We all have heard cases where someone blogs about a epic failure and says - a failure in so and so system at such and such time resulted in a build up of backlogs that caused the component to slow down. This in turn caused further pile ups and brought it all to a alt. We had to do a full restart and check the data so it took so long.

The point I am trying to make here is that messaging does not add guaranteed robustness to you app - if it has a bad design then it will fail. So, care needs to be taken to ensure that your application is able to handle all the additional points of failure introduced by adding a messaging layer.

Messaging is like a glue that holds the enterprise together

If you have seen a skyscraper being built, then you will know that there is a steel frame around which the whole thing is built. You could say hundred things about why that is needed etc - but you cannot argue that without that, you cannot hold the building together and build everything else.
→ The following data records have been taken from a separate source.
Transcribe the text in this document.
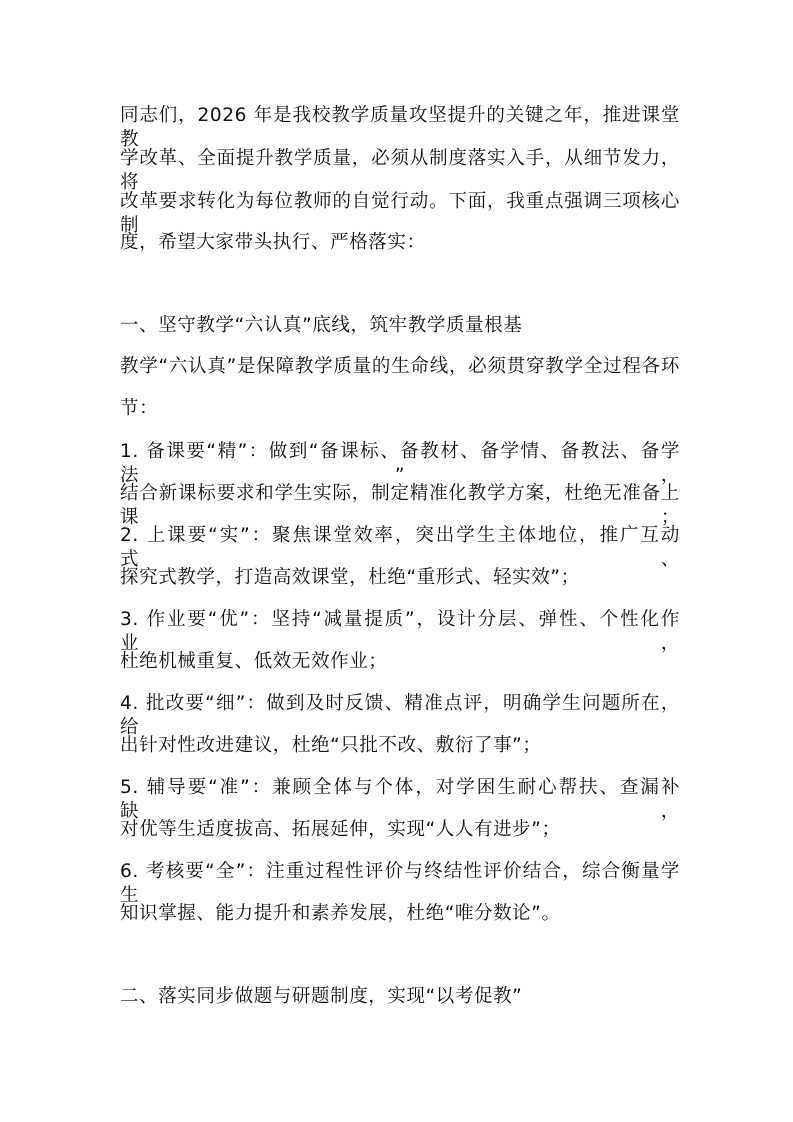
同志们，2026 年是我校教学质量攻坚提升的关键之年，推进课堂教
学改革、全面提升教学质量，必须从制度落实入手，从细节发力，将
改革要求转化为每位教师的自觉行动。下面，我重点强调三项核心制
度，希望大家带头执行、严格落实：
一、坚守教学“六认真”底线，筑牢教学质量根基
教学“六认真”是保障教学质量的生命线，必须贯穿教学全过程各环
节：
1. 备课要“精”：做到“备课标、备教材、备学情、备教法、备学法”，
结合新课标要求和学生实际，制定精准化教学方案，杜绝无准备上课；
2. 上课要“实”：聚焦课堂效率，突出学生主体地位，推广互动式、
探究式教学，打造高效课堂，杜绝“重形式、轻实效”；
3. 作业要“优”：坚持“减量提质”，设计分层、弹性、个性化作业，
杜绝机械重复、低效无效作业；
4. 批改要“细”：做到及时反馈、精准点评，明确学生问题所在，给
出针对性改进建议，杜绝“只批不改、敷衍了事”；
5. 辅导要“准”：兼顾全体与个体，对学困生耐心帮扶、查漏补缺，
对优等生适度拔高、拓展延伸，实现“人人有进步”；
6. 考核要“全”：注重过程性评价与终结性评价结合，综合衡量学生
知识掌握、能力提升和素养发展，杜绝“唯分数论”。
二、落实同步做题与研题制度，实现“以考促教”
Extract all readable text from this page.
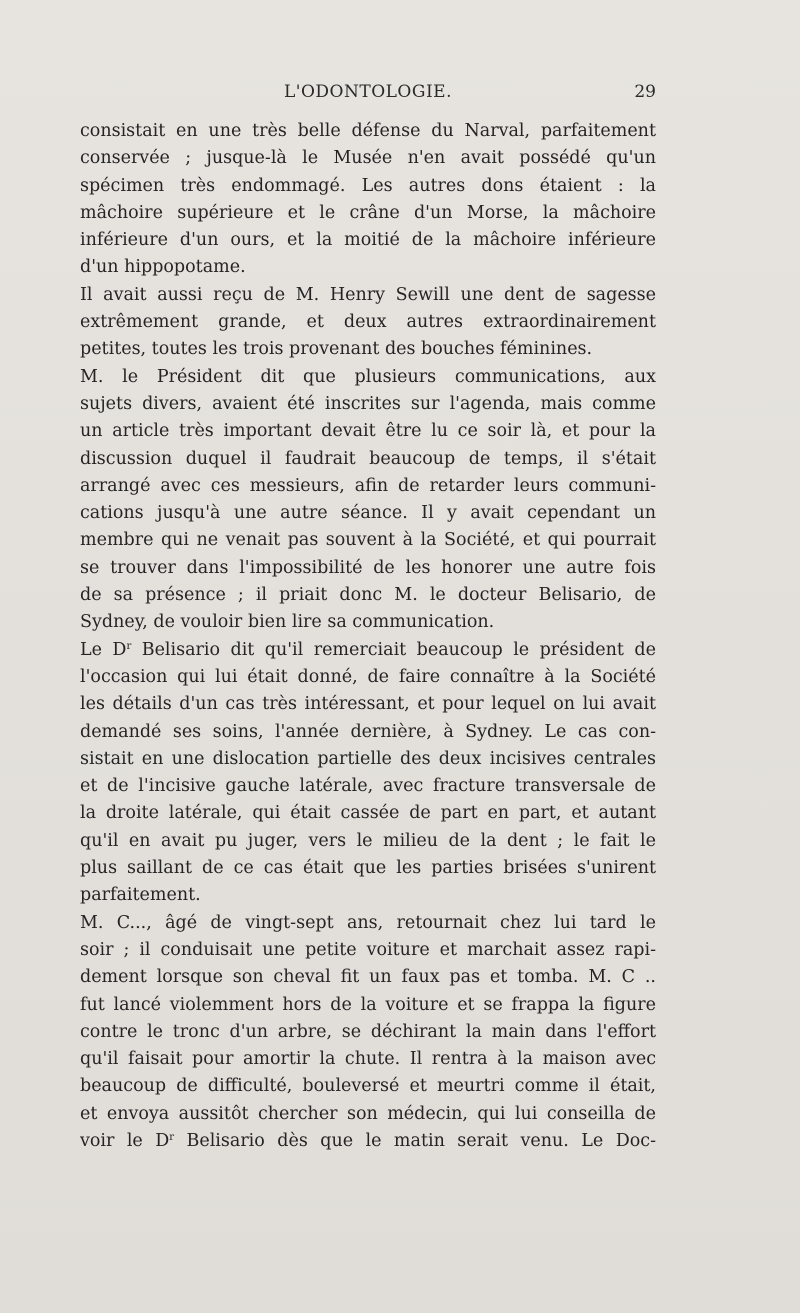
L'ODONTOLOGIE.	29
consistait en une très belle défense du Narval, parfaitement
conservée ; jusque-là le Musée n'en avait possédé qu'un
spécimen très endommagé. Les autres dons étaient : la
mâchoire supérieure et le crâne d'un Morse, la mâchoire
inférieure d'un ours, et la moitié de la mâchoire inférieure
d'un hippopotame.
Il avait aussi reçu de M. Henry Sewill une dent de sagesse
extrêmement grande, et deux autres extraordinairement
petites, toutes les trois provenant des bouches féminines.
M. le Président dit que plusieurs communications, aux
sujets divers, avaient été inscrites sur l'agenda, mais comme
un article très important devait être lu ce soir là, et pour la
discussion duquel il faudrait beaucoup de temps, il s'était
arrangé avec ces messieurs, afin de retarder leurs communi-
cations jusqu'à une autre séance. Il y avait cependant un
membre qui ne venait pas souvent à la Société, et qui pourrait
se trouver dans l'impossibilité de les honorer une autre fois
de sa présence ; il priait donc M. le docteur Belisario, de
Sydney, de vouloir bien lire sa communication.
Le $D^r$ Belisario dit qu'il remerciait beaucoup le président de
l'occasion qui lui était donné, de faire connaître à la Société
les détails d'un cas très intéressant, et pour lequel on lui avait
demandé ses soins, l'année dernière, à Sydney. Le cas con-
sistait en une dislocation partielle des deux incisives centrales
et de l'incisive gauche latérale, avec fracture transversale de
la droite latérale, qui était cassée de part en part, et autant
qu'il en avait pu juger, vers le milieu de la dent ; le fait le
plus saillant de ce cas était que les parties brisées s'unirent
parfaitement.
M. C..., âgé de vingt-sept ans, retournait chez lui tard le
soir ; il conduisait une petite voiture et marchait assez rapi-
dement lorsque son cheval fit un faux pas et tomba. M. C ..
fut lancé violemment hors de la voiture et se frappa la figure
contre le tronc d'un arbre, se déchirant la main dans l'effort
qu'il faisait pour amortir la chute. Il rentra à la maison avec
beaucoup de difficulté, bouleversé et meurtri comme il était,
et envoya aussitôt chercher son médecin, qui lui conseilla de
voir le $D^r$ Belisario dès que le matin serait venu. Le Doc-
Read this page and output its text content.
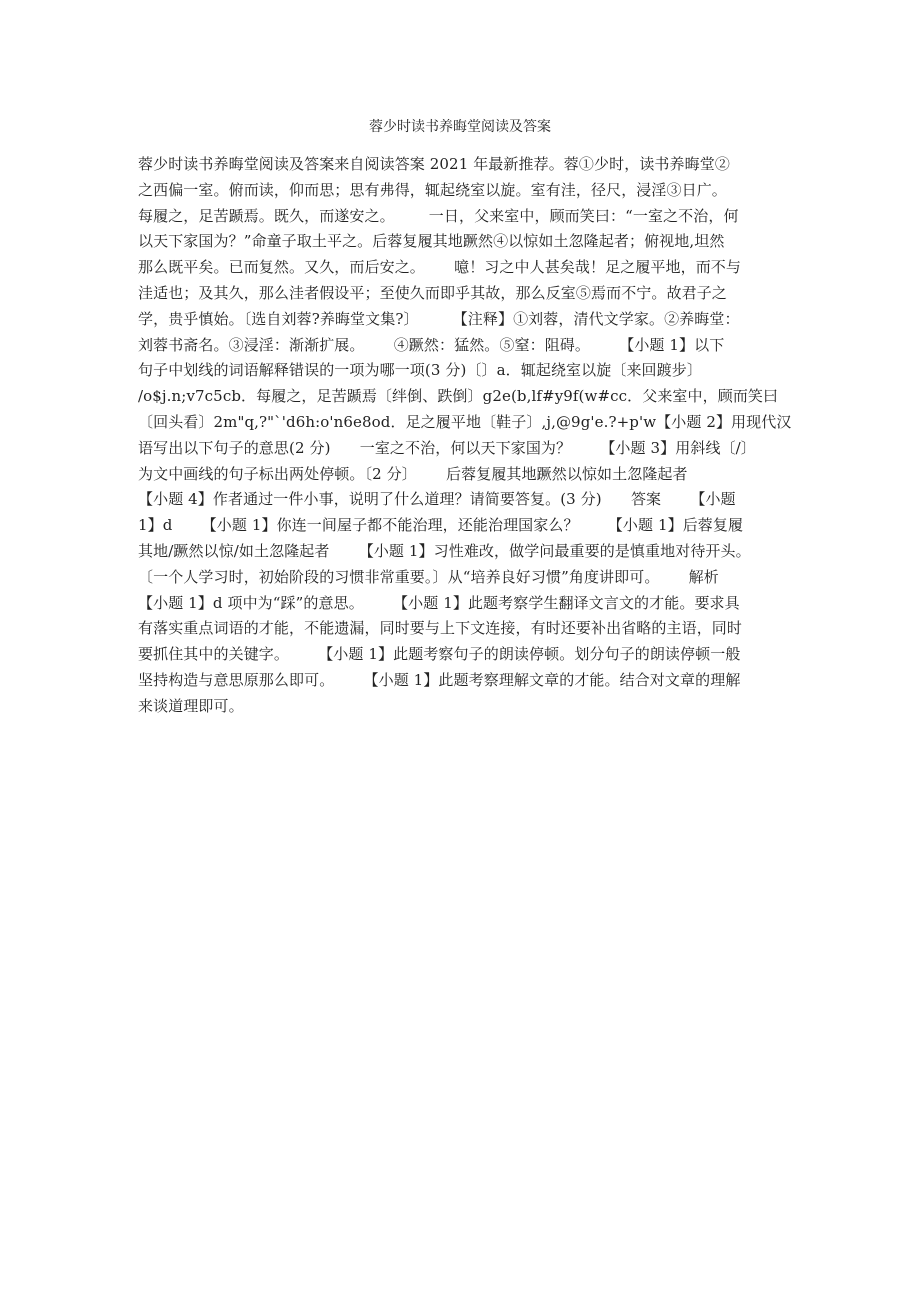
蓉少时读书养晦堂阅读及答案
蓉少时读书养晦堂阅读及答案来自阅读答案 2021 年最新推荐。蓉①少时，读书养晦堂②
之西偏一室。俯而读，仰而思；思有弗得，辄起绕室以旋。室有洼，径尺，浸淫③日广。
每履之，足苦踬焉。既久，而遂安之。       一日，父来室中，顾而笑曰：“一室之不治，何
以天下家国为？”命童子取土平之。后蓉复履其地蹶然④以惊如土忽隆起者；俯视地,坦然
那么既平矣。已而复然。又久，而后安之。      噫！习之中人甚矣哉！足之履平地，而不与
洼适也；及其久，那么洼者假设平；至使久而即乎其故，那么反室⑤焉而不宁。故君子之
学，贵乎慎始。〔选自刘蓉?养晦堂文集?〕       【注释】①刘蓉，清代文学家。②养晦堂：
刘蓉书斋名。③浸淫：渐渐扩展。      ④蹶然：猛然。⑤窒：阻碍。      【小题 1】以下
句子中划线的词语解释错误的一项为哪一项(3 分)〔〕a．辄起绕室以旋〔来回踱步〕
/o$j.n;v7c5cb．每履之，足苦踬焉〔绊倒、跌倒〕g2e(b,lf#y9f(w#cc．父来室中，顾而笑曰
〔回头看〕2m"q,?"`'d6h:o'n6e8od．足之履平地〔鞋子〕,j,@9g'e.?+p'w【小题 2】用现代汉
语写出以下句子的意思(2 分)      一室之不治，何以天下家国为？      【小题 3】用斜线〔/〕
为文中画线的句子标出两处停顿。〔2 分〕      后蓉复履其地蹶然以惊如土忽隆起者
【小题 4】作者通过一件小事，说明了什么道理？请简要答复。(3 分)      答案      【小题
1】d      【小题 1】你连一间屋子都不能治理，还能治理国家么？      【小题 1】后蓉复履
其地/蹶然以惊/如土忽隆起者      【小题 1】习性难改，做学问最重要的是慎重地对待开头。
〔一个人学习时，初始阶段的习惯非常重要。〕从“培养良好习惯”角度讲即可。      解析
【小题 1】d 项中为“踩”的意思。      【小题 1】此题考察学生翻译文言文的才能。要求具
有落实重点词语的才能，不能遗漏，同时要与上下文连接，有时还要补出省略的主语，同时
要抓住其中的关键字。      【小题 1】此题考察句子的朗读停顿。划分句子的朗读停顿一般
坚持构造与意思原那么即可。      【小题 1】此题考察理解文章的才能。结合对文章的理解
来谈道理即可。
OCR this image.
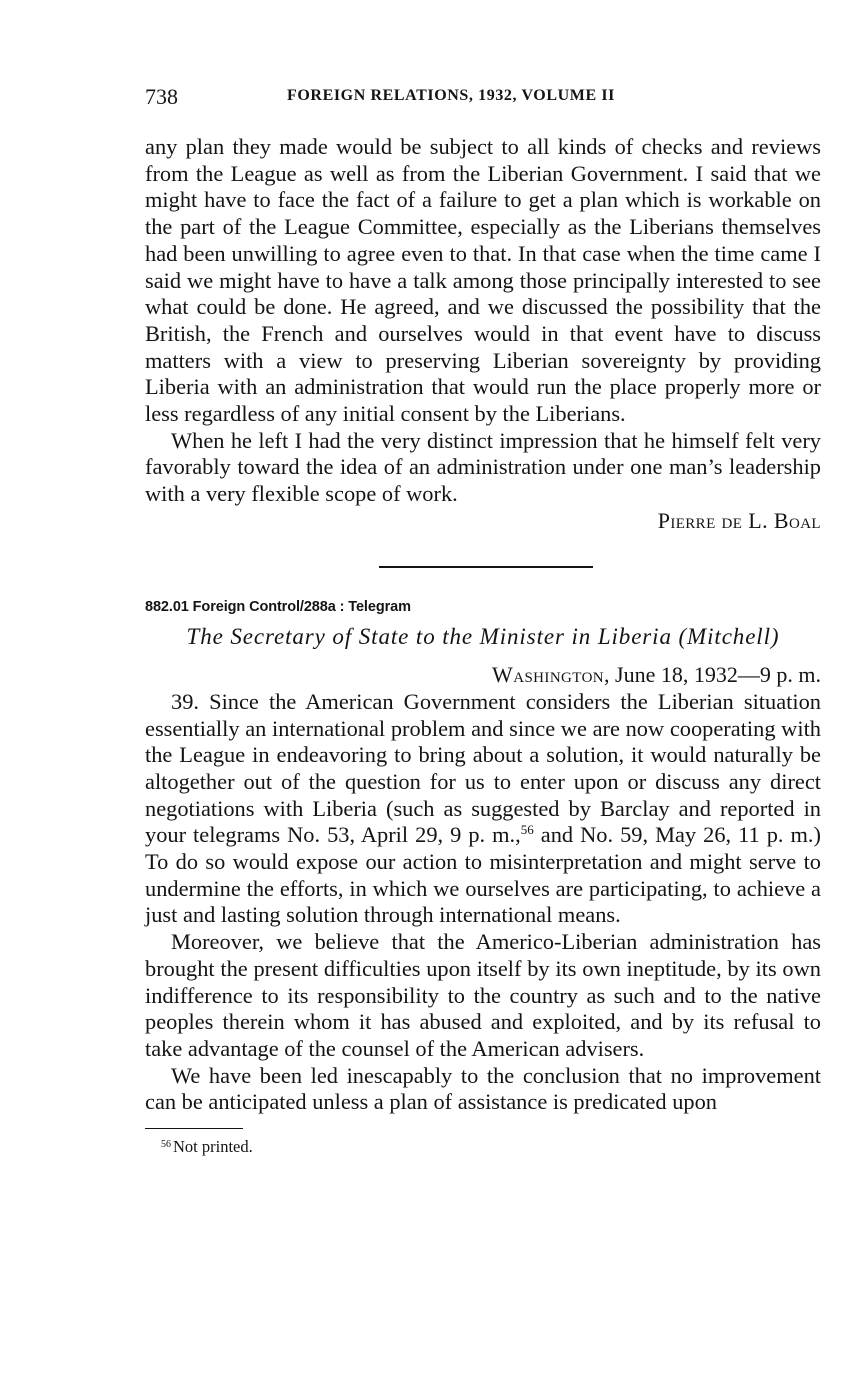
738	FOREIGN RELATIONS, 1932, VOLUME II

any plan they made would be subject to all kinds of checks and reviews from the League as well as from the Liberian Government. I said that we might have to face the fact of a failure to get a plan which is workable on the part of the League Committee, especially as the Liberians themselves had been unwilling to agree even to that. In that case when the time came I said we might have to have a talk among those principally interested to see what could be done. He agreed, and we discussed the possibility that the British, the French and ourselves would in that event have to discuss matters with a view to preserving Liberian sovereignty by providing Liberia with an administration that would run the place properly more or less regardless of any initial consent by the Liberians.

When he left I had the very distinct impression that he himself felt very favorably toward the idea of an administration under one man’s leadership with a very flexible scope of work.

Pierre de L. Boal
882.01 Foreign Control/288a : Telegram
The Secretary of State to the Minister in Liberia (Mitchell)
Washington, June 18, 1932—9 p. m.

39. Since the American Government considers the Liberian situation essentially an international problem and since we are now cooperating with the League in endeavoring to bring about a solution, it would naturally be altogether out of the question for us to enter upon or discuss any direct negotiations with Liberia (such as suggested by Barclay and reported in your telegrams No. 53, April 29, 9 p. m.,$^{56}$ and No. 59, May 26, 11 p. m.) To do so would expose our action to misinterpretation and might serve to undermine the efforts, in which we ourselves are participating, to achieve a just and lasting solution through international means.

Moreover, we believe that the Americo-Liberian administration has brought the present difficulties upon itself by its own ineptitude, by its own indifference to its responsibility to the country as such and to the native peoples therein whom it has abused and exploited, and by its refusal to take advantage of the counsel of the American advisers.

We have been led inescapably to the conclusion that no improvement can be anticipated unless a plan of assistance is predicated upon

$^{56}$ Not printed.
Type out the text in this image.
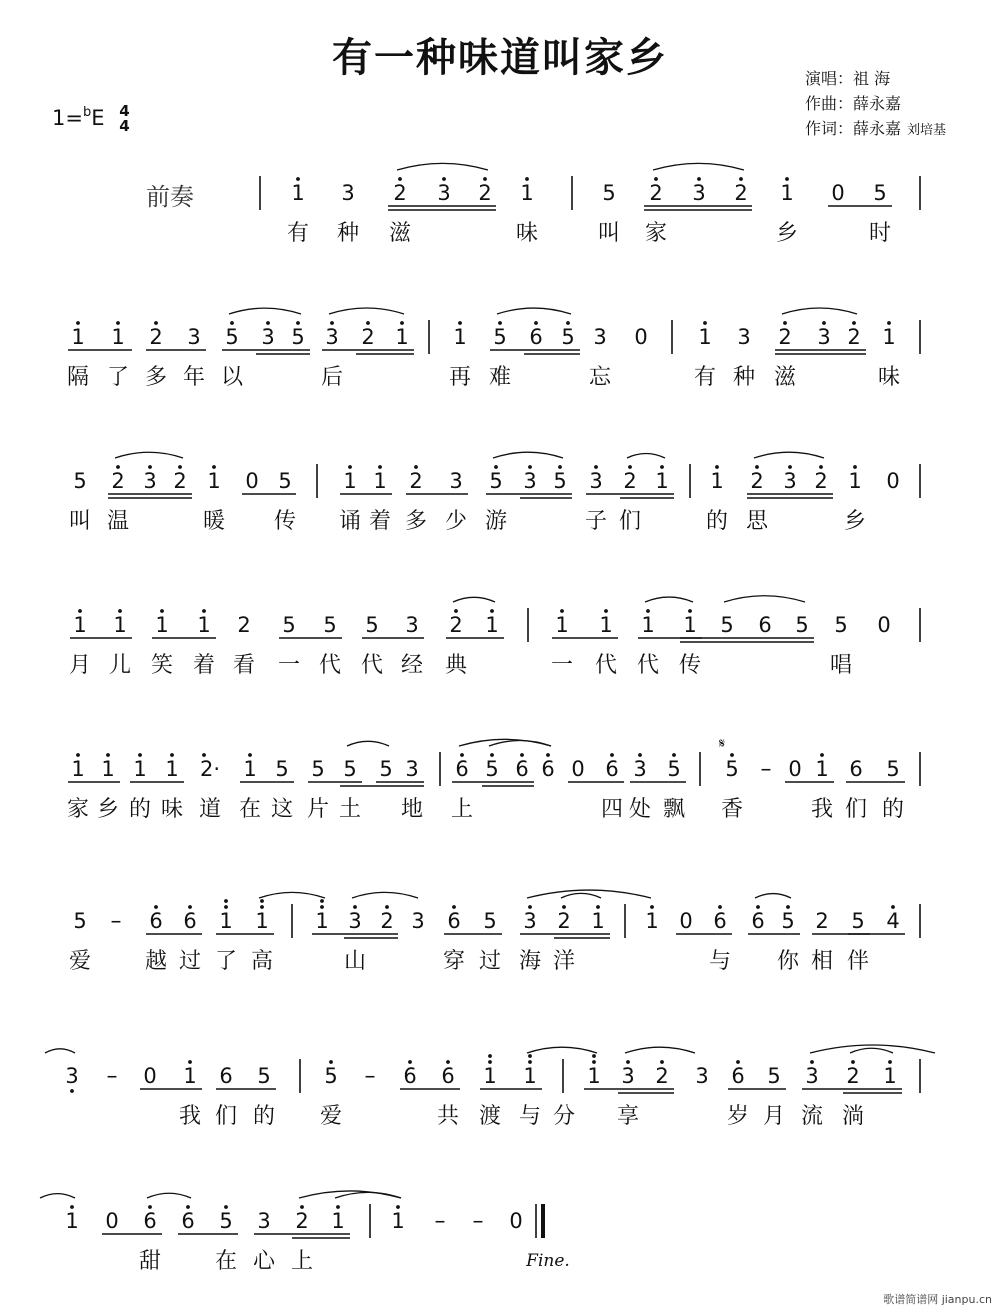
有一种味道叫家乡	演唱：祖 海
作曲：薛永嘉
作词：薛永嘉 刘培基
1=$^b$E 4
4
前奏	1 3 2 3 2 1	5 2 3 2 1 0 5
有 种 滋	味	叫 家	乡	时
1 1 2 3 5 3 5 3 2 1 1 5 6 5 3 0 1 3 2 3 2 1
隔 了 多 年 以	后	再 难	忘	有 种 滋	味
5 2 3 2 1 0 5 1 1 2 3 5 3 5 3 2 1 1 2 3 2 1 0
叫 温	暖 传 诵 着 多 少 游	子 们	的 思	乡
1 1 1 1 2 5 5 5 3 2 1	1 1 1 1 5 6 5 5 0
月 儿 笑 着 看 一 代 代 经 典	一 代 代 传	唱
1 1 1 1 2· 1 5 5 5 5 3 6 5 6 6 0 6 3 5 5 – 0 1 6 5
家 乡 的 味 道 在 这 片 土 地 上	四 处 飘 香	我 们 的
𝄋
5 – 6 6 1 1 1 3 2 3 6 5 3 2 1 1 0 6 6 5 2 5 4
爱 越 过 了 高	山	穿 过 海 洋	与 你 相 伴
3 – 0 1 6 5	5 – 6 6 1 1 1 3 2 3 6 5 3 2 1
我 们 的 爱	共 渡 与 分 享	岁 月 流 淌
1 0 6 6 5 3 2 1 1 – – 0
甜 在 心 上	Fine.
歌谱简谱网 jianpu.cn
When you are building a large enterprise - not Facebook, Twitter, FourSquare - but maybe a bank that is spread over 100 countries, or DHL or Fedex or Amazon or a car maker or retailer working to link their supply chain - you have to bring together systems as old as mainframes to systems as new as Ruby on Rails Web 2.0 applications built by a rock star programmer out of college and bring them into this huge workflow where data flows from the inputs, gets transformed by the enterprise into a product, goes out to the customer and brings in the return on investment.

This whole thing needs to be held together and made to work no matter how fast or cool some components are or how many times some of these components fail. And messaging gets this done - it brings in the buzz words somewhere on the way - but it keeps it together and from falling apart.

Conclusion

Messaging is not just used for scaling web apps or for making old uncool systems talk to each other - it is used to keep the business together and performing smoothly.

Written on January 29, 2012